Oh, and Green sure is ready for it. According to SixersWire, here’s what he had to say about the first interaction with his new teammates:

“It was him, Paul (Millsap), both great guys who have been in the league for a while now, veterans. They brought some good energy and some refreshing vibes. I think a lot of excitement from our group around our team so it was good to have them in the gym.”

– Danny Green

In reality, many of the team’s players who aren’t as proficient in isolation (Milton, Korkmaz, Niang) will benefit from Harden in similar ways, but Green stands to gain the most.

Joel Embiid needs a star partner

Bless Joel Embiid’s heart. He’s putting up MVP numbers — 29.6 points, 11.2 rebounds, 4.5 assists per game — up to the All-Star break and keeping the Sixers competitive amidst Ben Simmons’ absence. Philly heads into the All-Star break with a 35-23 record, third in the Eastern Conference.

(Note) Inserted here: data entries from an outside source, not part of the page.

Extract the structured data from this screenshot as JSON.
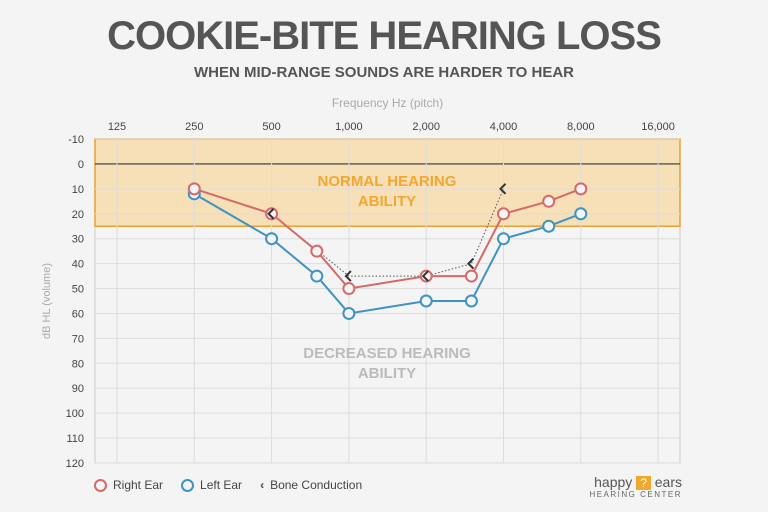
{
  "title": "COOKIE-BITE HEARING LOSS",
  "subtitle": "WHEN MID-RANGE SOUNDS ARE HARDER TO HEAR",
  "chart_data": {
    "type": "line",
    "xlabel": "Frequency Hz (pitch)",
    "ylabel": "dB HL (volume)",
    "x_scale": "log2",
    "x_ticks": [
      125,
      250,
      500,
      1000,
      2000,
      4000,
      8000,
      16000
    ],
    "x_tick_labels": [
      "125",
      "250",
      "500",
      "1,000",
      "2,000",
      "4,000",
      "8,000",
      "16,000"
    ],
    "y_ticks": [
      -10,
      0,
      10,
      20,
      30,
      40,
      50,
      60,
      70,
      80,
      90,
      100,
      110,
      120
    ],
    "ylim": [
      -10,
      120
    ],
    "y_inverted": true,
    "grid": true,
    "regions": [
      {
        "label_lines": [
          "NORMAL HEARING",
          "ABILITY"
        ],
        "from": -10,
        "to": 25,
        "color": "#f7dfb8",
        "border": "#e8a030",
        "text_color": "#f0a830"
      },
      {
        "label_lines": [
          "DECREASED HEARING",
          "ABILITY"
        ],
        "color": "#bbbbbb"
      }
    ],
    "series": [
      {
        "name": "Right Ear",
        "color": "#d46a6a",
        "marker": "circle",
        "x": [
          250,
          500,
          750,
          1000,
          2000,
          3000,
          4000,
          6000,
          8000
        ],
        "y": [
          10,
          20,
          35,
          50,
          45,
          45,
          20,
          15,
          10
        ]
      },
      {
        "name": "Left Ear",
        "color": "#3f93c0",
        "marker": "circle",
        "x": [
          250,
          500,
          750,
          1000,
          2000,
          3000,
          4000,
          6000,
          8000
        ],
        "y": [
          12,
          30,
          45,
          60,
          55,
          55,
          30,
          25,
          20
        ]
      },
      {
        "name": "Bone Conduction",
        "color": "#444444",
        "marker": "chevron-left",
        "line": "dotted",
        "x": [
          500,
          1000,
          2000,
          3000,
          4000
        ],
        "y": [
          20,
          45,
          45,
          40,
          10
        ]
      }
    ],
    "legend_placement": "bottom-left"
  },
  "logo": {
    "word1": "happy",
    "word2": "ears",
    "line2": "HEARING CENTER",
    "accent": "#f0a830"
  }
}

Much of Philadelphia’s offense involves or runs through Embiid. His usage% is 37.2, highest in the league and highest of his career. While the big man is more than capable of the burden, having an equally talented offensive player joining him to absorb some of the responsibility will be huge.

The Sixers haven’t been without weapons altogether. Tobias Harris is averaging 18.7 points per game. Tyrese Maxey is chipping in 16.9. But Harden is on another stratosphere. He’s one of the best ball handlers and offensive initiators in the league, and even this year, in a down year, he’s averaging 22.5 points per game.

Additionally, Harden may be the nexus for involving some of Philadelphia’s idle skillsets. While Embiid is a strong passer for a big, his court vision isn’t the same as a guard, and Philly lacks an elite passer. Remember, last season Ben Simmons was the team’s best passer at 6.9 assists per game. This season, Maxey leads the team in assists at 4.6 per game, and Joel Embiid has had to increase his assists per game by over 2 from last season.

Harden is second in the league in assists per game as mentioned earlier, and he can help activate a more equitable, less strenuous system for Embiid.